While teaching English abroad may appeal more to the adventurous sort, all individuals interested in careers in TESOL will engage in rich multicultural experiences, whether across the globe or in a school in their own neighborhood. Social integration and language acquisition for K-12 students is a multidimensional and often intimidating process, and accordingly, ELL’s often feel self-conscious and may experience confusion and frustration in school and in the community. Identifying and addressing these unique needs of diverse ELL’s and understanding the countless social and cultural factors impacting language comprehension and academic success are integral to the work ESL teachers do; they are both educators and advocates for their students. In fact, an ESL teacher’s capacity for empathy is among the most valuable qualities we should look for if we are hoping to impact student engagement and success.

Initially, many will dismiss the idea of becoming an ESL teacher as they fear what they believe to be the prerequisite language and/or cultural abilities one must have to pursue certification in this field. One of the common misconceptions is that those interested in pursuing the degree must be bilingual or that teacher candidates must become fluent in one or more other languages. However, this is not the case – TESOL teachers will become experts in facilitating students’ acquisition of English language and cultural skills; they are not required to be fluent in the any of the different languages students may speak.

While there is no fluency requirement for TESOL programs, New York state requires that TESOL teachers complete 12 credit hours (4 courses) of study in languages other than English in order to acquire an authentic understanding of linguistics and the ways in which we acquire languages, to become more familiar with diverse cultures, and to better understand the considerations for teaching ELLs. TESOL candidates are able to select from language courses as diverse and wide-ranging as the students they will soon be teaching; a four-course study of one language in particular is not required, students can take one or more courses in a variety of languages. This is reflective of the diversity in schools today.  In fact, New York State public schools alone serve over 200,000 English Language Learners who speak over 160 languages.

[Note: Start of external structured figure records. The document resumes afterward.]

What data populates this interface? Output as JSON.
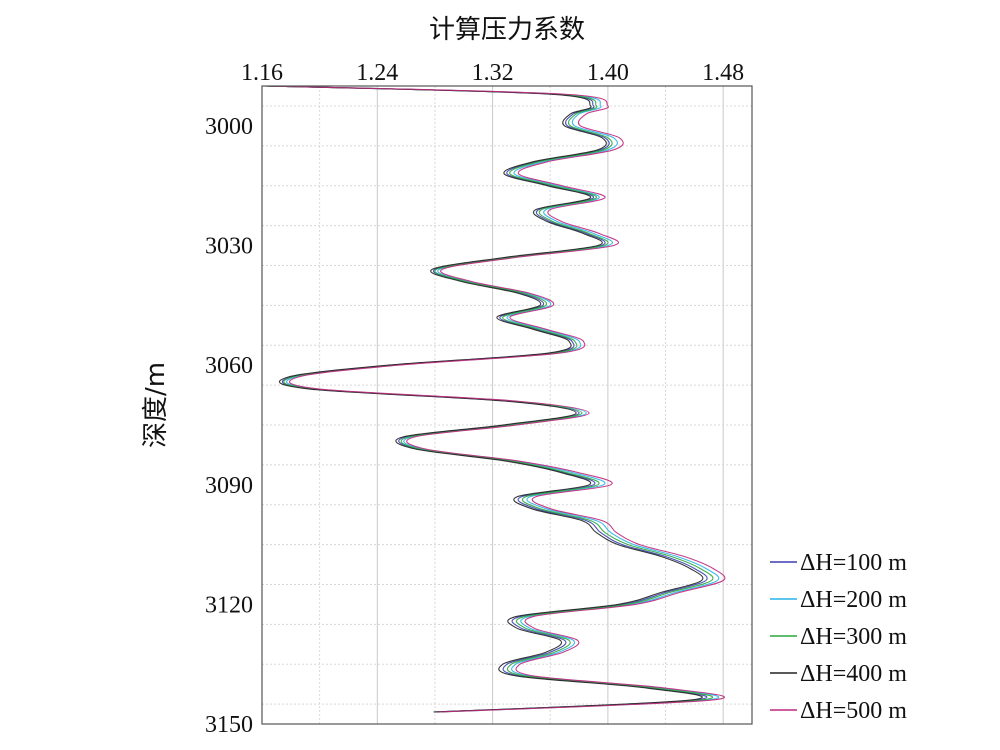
{
  "chart_data": {
    "type": "line",
    "title": "",
    "xlabel": "计算压力系数",
    "ylabel": "深度/m",
    "x_axis_position": "top",
    "y_inverted": true,
    "xlim": [
      1.16,
      1.5
    ],
    "ylim": [
      2990,
      3150
    ],
    "x_ticks": [
      "1.16",
      "1.24",
      "1.32",
      "1.40",
      "1.48"
    ],
    "y_ticks": [
      "3000",
      "3030",
      "3060",
      "3090",
      "3120",
      "3150"
    ],
    "grid": true,
    "legend_position": "bottom-right (outside plot)",
    "depths": [
      2990,
      2992,
      2995,
      2997,
      3000,
      3003,
      3006,
      3009,
      3012,
      3015,
      3018,
      3021,
      3024,
      3027,
      3030,
      3033,
      3036,
      3039,
      3042,
      3045,
      3048,
      3051,
      3054,
      3057,
      3060,
      3063,
      3066,
      3069,
      3072,
      3075,
      3078,
      3081,
      3084,
      3087,
      3090,
      3093,
      3096,
      3099,
      3102,
      3105,
      3108,
      3111,
      3114,
      3117,
      3120,
      3123,
      3126,
      3129,
      3132,
      3135,
      3138,
      3141,
      3144,
      3147
    ],
    "series": [
      {
        "name": "ΔH=100 m",
        "color": "#3a3fb0",
        "values": [
          1.162,
          1.36,
          1.39,
          1.376,
          1.372,
          1.398,
          1.395,
          1.35,
          1.33,
          1.36,
          1.39,
          1.352,
          1.36,
          1.385,
          1.395,
          1.33,
          1.28,
          1.3,
          1.34,
          1.355,
          1.325,
          1.35,
          1.375,
          1.36,
          1.25,
          1.18,
          1.195,
          1.33,
          1.38,
          1.33,
          1.26,
          1.268,
          1.33,
          1.37,
          1.39,
          1.34,
          1.35,
          1.385,
          1.395,
          1.41,
          1.44,
          1.46,
          1.468,
          1.44,
          1.41,
          1.34,
          1.34,
          1.37,
          1.36,
          1.33,
          1.34,
          1.43,
          1.46,
          1.28
        ]
      },
      {
        "name": "ΔH=200 m",
        "color": "#29b3e6",
        "values": [
          1.162,
          1.365,
          1.395,
          1.38,
          1.377,
          1.404,
          1.4,
          1.355,
          1.335,
          1.365,
          1.394,
          1.357,
          1.365,
          1.39,
          1.4,
          1.334,
          1.283,
          1.303,
          1.344,
          1.36,
          1.33,
          1.355,
          1.38,
          1.364,
          1.253,
          1.183,
          1.198,
          1.334,
          1.385,
          1.335,
          1.264,
          1.271,
          1.335,
          1.376,
          1.397,
          1.346,
          1.357,
          1.392,
          1.402,
          1.418,
          1.448,
          1.468,
          1.476,
          1.447,
          1.416,
          1.346,
          1.346,
          1.376,
          1.366,
          1.336,
          1.346,
          1.437,
          1.468,
          1.282
        ]
      },
      {
        "name": "ΔH=300 m",
        "color": "#2aa83a",
        "values": [
          1.162,
          1.362,
          1.392,
          1.378,
          1.374,
          1.4,
          1.397,
          1.352,
          1.332,
          1.362,
          1.392,
          1.354,
          1.362,
          1.387,
          1.397,
          1.332,
          1.281,
          1.301,
          1.342,
          1.357,
          1.327,
          1.352,
          1.377,
          1.362,
          1.251,
          1.181,
          1.196,
          1.332,
          1.382,
          1.332,
          1.262,
          1.269,
          1.332,
          1.372,
          1.393,
          1.343,
          1.353,
          1.388,
          1.398,
          1.414,
          1.444,
          1.464,
          1.472,
          1.443,
          1.413,
          1.343,
          1.343,
          1.373,
          1.363,
          1.333,
          1.343,
          1.433,
          1.464,
          1.281
        ]
      },
      {
        "name": "ΔH=400 m",
        "color": "#222222",
        "values": [
          1.162,
          1.358,
          1.388,
          1.374,
          1.37,
          1.396,
          1.393,
          1.348,
          1.328,
          1.358,
          1.388,
          1.35,
          1.358,
          1.383,
          1.393,
          1.328,
          1.278,
          1.298,
          1.338,
          1.353,
          1.323,
          1.348,
          1.373,
          1.358,
          1.248,
          1.178,
          1.193,
          1.328,
          1.378,
          1.328,
          1.258,
          1.266,
          1.328,
          1.368,
          1.387,
          1.337,
          1.347,
          1.382,
          1.392,
          1.407,
          1.437,
          1.457,
          1.465,
          1.437,
          1.407,
          1.337,
          1.337,
          1.367,
          1.357,
          1.327,
          1.337,
          1.427,
          1.457,
          1.279
        ]
      },
      {
        "name": "ΔH=500 m",
        "color": "#c0287d",
        "values": [
          1.162,
          1.368,
          1.4,
          1.385,
          1.381,
          1.408,
          1.404,
          1.358,
          1.338,
          1.368,
          1.398,
          1.36,
          1.368,
          1.394,
          1.404,
          1.336,
          1.285,
          1.305,
          1.346,
          1.362,
          1.332,
          1.357,
          1.383,
          1.366,
          1.255,
          1.185,
          1.2,
          1.336,
          1.387,
          1.337,
          1.266,
          1.273,
          1.337,
          1.38,
          1.402,
          1.35,
          1.36,
          1.396,
          1.406,
          1.422,
          1.453,
          1.473,
          1.48,
          1.45,
          1.419,
          1.349,
          1.349,
          1.379,
          1.369,
          1.339,
          1.349,
          1.44,
          1.472,
          1.283
        ]
      }
    ]
  }
}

NU offers several options for TESOL preparation, both at the undergraduate and graduate levels. Our programs prepare teacher candidates to effectively teach English to speakers of other languages locally, nationally, and abroad. At the undergraduate level, students can choose to study TESOL and childhood education (grades 1-6) or TESOL and adolescent education (grades 7-12, subject-specific). Graduate students who currently hold teacher certification in NYS can apply for our 37-credit hour master’s degree program, while those seeking initial teaching certification are eligible to apply for our 46-credit hour master’s degree program. Practicing teachers who wish to extend their certification to TESOL can enroll in an 18-credit hour program leading to a Certificate of Advanced Studies in TESOL. With all of these options and a clear indication that jobs for ESL teachers are on the rise, why not choose TESOL?